|
|
İştirak konuşmaktan bankayı konuşmaya sıra zor geldi
Kar henüz İstanbul'u perişan etmemişti. Ama sıkı bir yağmur yağıyordu. Önceki akşam sadece Türkiye'nin değil, bölgenin de en yüksek binasının, yani İş Kuleler'in, 41'inci katına çıktığımızda, hava bu kadar yağışlı olmasa hem Marmara'yı hem de Karadeniz'i görme fırsatımız olacaktı.
Oysa biz her yanı camla kaplı salonda sanki bulutların üstünde gibiydik. Gördüğümüz tek şey gri bulutlar oldu. Genel Yayın Müdürü Ergun Babahan, yazar ve yöneticilerden oluşan ekibimiz, bu kez İş Bankası Genel Müdürü Ersin Özince ve genel müdür yardımcılarının konuğuydu.
Ersin Özince, İş Bankası Grubu'nu anlatmak için söze başladığında, doğal olarak konuyu bankaya getirmesi o kadar çabuk olamadı. Ne de olsa, İş Bankası, finansın dışında cam, enerji, telekomünikasyon ve sanayi ve hizmetler alanında faaliyet gösteren 58 şirkette doğrudan, 64 şirkette ise dolaylı iştirak sahibiydi. Haliyle bizim de sorularımız bitmek bilmedi. İş Bankası, iştiraklerinden dolayı hep eleştiri aldığı için, daha önce de dinlediğim Genel Müdür Özince'nin "Bankalar bankacılık yapsın, sanayicilik yapmayı bıraksın" tarzındaki söylemlere sert yanıtlar verdiğini biliyorum.
Yemek sırasında da kimse soru sormadan Özince, "İştiraklerimizden pişman değiliz" diyerek konuya net bir giriş yaptı. Kuşkusuz örneğin iştiraklerden Şişecam'ın başarıları Türkiye sınırlarını çoktan aştığı için Özince'nin bu yorumunu haksız bulmuyorum. Ama tabii bir bankanın da en çok ana işine odaklanmasının en doğrusu olduğunu düşünüyorum. Özince, konuşmasında, "Bunu savunma içgüdüsüyle söylemedim. İlişkilerimiz sürdürmeye müsaitse sürdürüyoruz.
Bizimle birlikte yola çıkanları da değişime davet ediyoruz" diyerek bankanın iştiraklerini savunurken, herkesin merak ettiği, bankacılık yapıp yapmadıkları konusunda da "Vatandaşa en fazla krediyi biz verdik" diyerek spekülasyonları başlamadan bitirmeyi amaçlıyordu. Hükümetin tahminleriyle örtüşen öngörüler yapan İş Bankası da 2004 yılı için yüzde 5'lik bir büyüme tahmin ediyor.

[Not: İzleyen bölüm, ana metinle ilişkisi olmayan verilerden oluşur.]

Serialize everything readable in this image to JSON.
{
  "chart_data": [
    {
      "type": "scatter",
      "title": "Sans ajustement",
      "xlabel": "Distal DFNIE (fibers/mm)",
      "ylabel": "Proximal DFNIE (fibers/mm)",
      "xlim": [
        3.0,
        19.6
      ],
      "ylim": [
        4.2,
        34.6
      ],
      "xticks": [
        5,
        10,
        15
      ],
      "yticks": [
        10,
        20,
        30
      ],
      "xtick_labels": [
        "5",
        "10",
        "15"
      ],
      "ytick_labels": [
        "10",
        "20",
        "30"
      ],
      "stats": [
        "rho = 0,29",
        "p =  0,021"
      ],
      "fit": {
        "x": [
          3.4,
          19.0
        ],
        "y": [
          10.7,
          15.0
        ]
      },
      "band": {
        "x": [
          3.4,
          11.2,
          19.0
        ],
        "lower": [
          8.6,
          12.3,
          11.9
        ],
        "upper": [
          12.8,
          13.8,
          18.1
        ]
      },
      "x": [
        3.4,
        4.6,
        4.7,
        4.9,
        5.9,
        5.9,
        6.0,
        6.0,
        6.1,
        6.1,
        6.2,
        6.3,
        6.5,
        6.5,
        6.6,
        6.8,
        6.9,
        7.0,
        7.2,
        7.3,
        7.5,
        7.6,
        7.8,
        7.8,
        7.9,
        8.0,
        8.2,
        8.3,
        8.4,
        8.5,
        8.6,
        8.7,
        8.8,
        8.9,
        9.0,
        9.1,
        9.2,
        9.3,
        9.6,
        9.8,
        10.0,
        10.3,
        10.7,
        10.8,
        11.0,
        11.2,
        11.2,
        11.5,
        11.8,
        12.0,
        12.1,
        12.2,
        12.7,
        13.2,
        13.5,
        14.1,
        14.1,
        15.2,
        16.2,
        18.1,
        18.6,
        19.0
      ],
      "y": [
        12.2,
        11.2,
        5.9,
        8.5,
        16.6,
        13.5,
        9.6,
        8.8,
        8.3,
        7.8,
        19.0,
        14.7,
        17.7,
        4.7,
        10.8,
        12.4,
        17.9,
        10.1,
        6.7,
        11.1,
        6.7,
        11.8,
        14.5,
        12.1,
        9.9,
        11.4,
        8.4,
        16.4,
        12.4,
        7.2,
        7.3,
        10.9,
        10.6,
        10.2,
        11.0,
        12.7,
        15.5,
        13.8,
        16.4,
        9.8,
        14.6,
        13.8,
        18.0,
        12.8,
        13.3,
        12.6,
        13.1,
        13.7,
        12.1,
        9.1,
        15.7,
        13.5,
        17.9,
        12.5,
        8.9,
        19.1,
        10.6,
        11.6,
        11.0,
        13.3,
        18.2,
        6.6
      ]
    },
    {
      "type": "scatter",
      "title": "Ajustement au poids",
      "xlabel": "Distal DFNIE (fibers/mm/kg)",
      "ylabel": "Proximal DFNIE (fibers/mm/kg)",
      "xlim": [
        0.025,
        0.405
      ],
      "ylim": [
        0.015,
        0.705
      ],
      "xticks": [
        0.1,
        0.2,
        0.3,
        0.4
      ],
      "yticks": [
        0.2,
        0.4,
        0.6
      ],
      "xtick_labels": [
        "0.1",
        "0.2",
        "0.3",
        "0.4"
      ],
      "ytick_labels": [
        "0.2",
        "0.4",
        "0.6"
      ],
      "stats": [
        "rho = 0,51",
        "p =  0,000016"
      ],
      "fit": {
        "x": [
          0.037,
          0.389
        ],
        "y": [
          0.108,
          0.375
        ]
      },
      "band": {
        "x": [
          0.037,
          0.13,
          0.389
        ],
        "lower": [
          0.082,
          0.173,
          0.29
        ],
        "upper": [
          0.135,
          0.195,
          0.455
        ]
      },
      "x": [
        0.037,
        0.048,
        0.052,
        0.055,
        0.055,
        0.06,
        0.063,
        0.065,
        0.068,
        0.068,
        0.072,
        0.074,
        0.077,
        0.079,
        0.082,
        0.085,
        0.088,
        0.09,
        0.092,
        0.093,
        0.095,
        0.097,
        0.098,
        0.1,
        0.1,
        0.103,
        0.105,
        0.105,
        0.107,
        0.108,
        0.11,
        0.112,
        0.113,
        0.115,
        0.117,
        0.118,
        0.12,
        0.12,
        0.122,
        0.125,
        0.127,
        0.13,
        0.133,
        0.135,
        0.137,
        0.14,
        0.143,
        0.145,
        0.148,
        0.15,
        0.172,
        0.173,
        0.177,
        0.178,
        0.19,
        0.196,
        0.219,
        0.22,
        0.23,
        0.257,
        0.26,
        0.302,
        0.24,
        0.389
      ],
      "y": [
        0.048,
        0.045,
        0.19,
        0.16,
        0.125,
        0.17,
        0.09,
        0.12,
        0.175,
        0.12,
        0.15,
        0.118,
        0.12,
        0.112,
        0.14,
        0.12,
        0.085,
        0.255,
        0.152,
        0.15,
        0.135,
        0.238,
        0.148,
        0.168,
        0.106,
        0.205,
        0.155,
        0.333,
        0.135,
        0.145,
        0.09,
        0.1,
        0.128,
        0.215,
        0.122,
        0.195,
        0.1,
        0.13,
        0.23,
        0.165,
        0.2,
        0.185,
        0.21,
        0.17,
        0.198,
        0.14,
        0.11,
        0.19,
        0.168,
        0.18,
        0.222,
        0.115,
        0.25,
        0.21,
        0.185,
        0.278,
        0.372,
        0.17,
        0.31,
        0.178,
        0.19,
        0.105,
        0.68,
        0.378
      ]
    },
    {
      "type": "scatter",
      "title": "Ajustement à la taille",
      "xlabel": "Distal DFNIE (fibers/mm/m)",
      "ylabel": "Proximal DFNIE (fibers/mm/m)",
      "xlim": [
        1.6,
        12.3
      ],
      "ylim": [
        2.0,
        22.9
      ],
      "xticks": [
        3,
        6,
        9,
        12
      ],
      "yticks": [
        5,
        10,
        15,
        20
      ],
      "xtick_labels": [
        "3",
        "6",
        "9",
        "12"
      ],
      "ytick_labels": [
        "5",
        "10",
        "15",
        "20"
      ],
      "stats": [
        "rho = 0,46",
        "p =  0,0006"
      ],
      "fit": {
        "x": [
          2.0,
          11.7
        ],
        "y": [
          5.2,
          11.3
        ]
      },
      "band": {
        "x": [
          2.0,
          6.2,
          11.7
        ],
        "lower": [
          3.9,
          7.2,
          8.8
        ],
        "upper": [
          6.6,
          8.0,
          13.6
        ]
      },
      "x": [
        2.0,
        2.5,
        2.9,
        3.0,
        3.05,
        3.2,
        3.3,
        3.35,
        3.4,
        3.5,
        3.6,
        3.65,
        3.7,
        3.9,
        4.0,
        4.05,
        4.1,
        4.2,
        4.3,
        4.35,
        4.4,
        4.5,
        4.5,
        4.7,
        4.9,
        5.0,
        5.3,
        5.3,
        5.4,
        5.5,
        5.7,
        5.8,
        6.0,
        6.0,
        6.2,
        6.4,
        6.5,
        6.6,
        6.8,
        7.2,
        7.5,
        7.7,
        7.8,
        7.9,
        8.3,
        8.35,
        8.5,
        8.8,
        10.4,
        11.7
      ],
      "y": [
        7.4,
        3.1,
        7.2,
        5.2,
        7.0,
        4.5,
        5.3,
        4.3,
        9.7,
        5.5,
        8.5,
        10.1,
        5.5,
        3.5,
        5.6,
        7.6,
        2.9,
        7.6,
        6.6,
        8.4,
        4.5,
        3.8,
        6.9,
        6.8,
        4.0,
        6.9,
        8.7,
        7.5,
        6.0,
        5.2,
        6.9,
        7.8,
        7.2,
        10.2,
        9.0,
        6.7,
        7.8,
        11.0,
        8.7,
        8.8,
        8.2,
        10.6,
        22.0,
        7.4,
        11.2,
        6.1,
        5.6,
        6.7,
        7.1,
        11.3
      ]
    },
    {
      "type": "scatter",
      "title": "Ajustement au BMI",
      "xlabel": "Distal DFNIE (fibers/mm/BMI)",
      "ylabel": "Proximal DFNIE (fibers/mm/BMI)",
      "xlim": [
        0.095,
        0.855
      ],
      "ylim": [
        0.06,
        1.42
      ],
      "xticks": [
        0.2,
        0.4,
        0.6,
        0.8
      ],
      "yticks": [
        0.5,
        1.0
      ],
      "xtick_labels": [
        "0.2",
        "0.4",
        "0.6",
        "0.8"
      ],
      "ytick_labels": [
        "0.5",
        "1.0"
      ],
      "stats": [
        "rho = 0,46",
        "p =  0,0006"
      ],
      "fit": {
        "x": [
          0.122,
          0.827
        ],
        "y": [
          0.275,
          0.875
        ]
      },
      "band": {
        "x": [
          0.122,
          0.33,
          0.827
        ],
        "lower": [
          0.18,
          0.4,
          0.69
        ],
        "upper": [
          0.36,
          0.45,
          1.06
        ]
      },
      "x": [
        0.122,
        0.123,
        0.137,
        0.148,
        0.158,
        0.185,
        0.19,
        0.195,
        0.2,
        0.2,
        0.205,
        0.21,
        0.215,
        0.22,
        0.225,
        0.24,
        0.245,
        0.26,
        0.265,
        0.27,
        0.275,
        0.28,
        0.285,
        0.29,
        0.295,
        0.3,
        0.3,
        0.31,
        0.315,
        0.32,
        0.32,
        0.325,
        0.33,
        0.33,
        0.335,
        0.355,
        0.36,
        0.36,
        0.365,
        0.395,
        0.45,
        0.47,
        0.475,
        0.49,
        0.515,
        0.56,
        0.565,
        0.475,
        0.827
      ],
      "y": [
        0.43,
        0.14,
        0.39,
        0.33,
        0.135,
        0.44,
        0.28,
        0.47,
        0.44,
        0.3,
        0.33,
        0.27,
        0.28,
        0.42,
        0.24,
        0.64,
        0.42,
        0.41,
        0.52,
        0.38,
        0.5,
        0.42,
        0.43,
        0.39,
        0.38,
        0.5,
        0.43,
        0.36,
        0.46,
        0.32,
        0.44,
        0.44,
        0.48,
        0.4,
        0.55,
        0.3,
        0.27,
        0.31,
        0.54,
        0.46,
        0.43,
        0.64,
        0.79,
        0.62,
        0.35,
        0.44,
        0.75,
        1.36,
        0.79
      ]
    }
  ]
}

Zaten Özince de konuşmasında, "Biz banka olarak büyümeyi finanse etmeyi hedefliyoruz" diyerek, bu konuda bankanın sıkı çalışacağının işaretini veriyor. Yemekte ilginç anekdotlardan ikisini de bu yazıda aktarmakta fayda görüyorum. İş Bankası Bulgaristan'da yatırım yapmaya karar verdiğinde, hükümet bin dönüm arazi tahsis etmekle kalmamış, arazinin yolunu, ihtiyacı olan gazını, enerjisini ve demiryolunu da yapmış.
Bunun gibi örnekler çok sık yaşanıyor biliyorum ama yine de yabancı yatırımcıları çekmek konusunda Ankara'nın daha duyarlı olması için bu örneği veriyorum. Bir diğer anekdot da merhum Vehbi Koç ile ilgili. Kişisel hesabını İş Bankası'nda tutan Vehbi Koç'un hesabı hep hesap makinesiyle kuruşuna kadar elde hesaplanırmış. Faizi ise bir çek yazılarak elden kendisine teslim edilirmiş. Acaba Vehbi Koç bu çekleri ne yapardı? Vehbi Koç'a yakın olanlar, Vehbi Bey'in muhtemelen bu faizi bağışladığını söylüyor.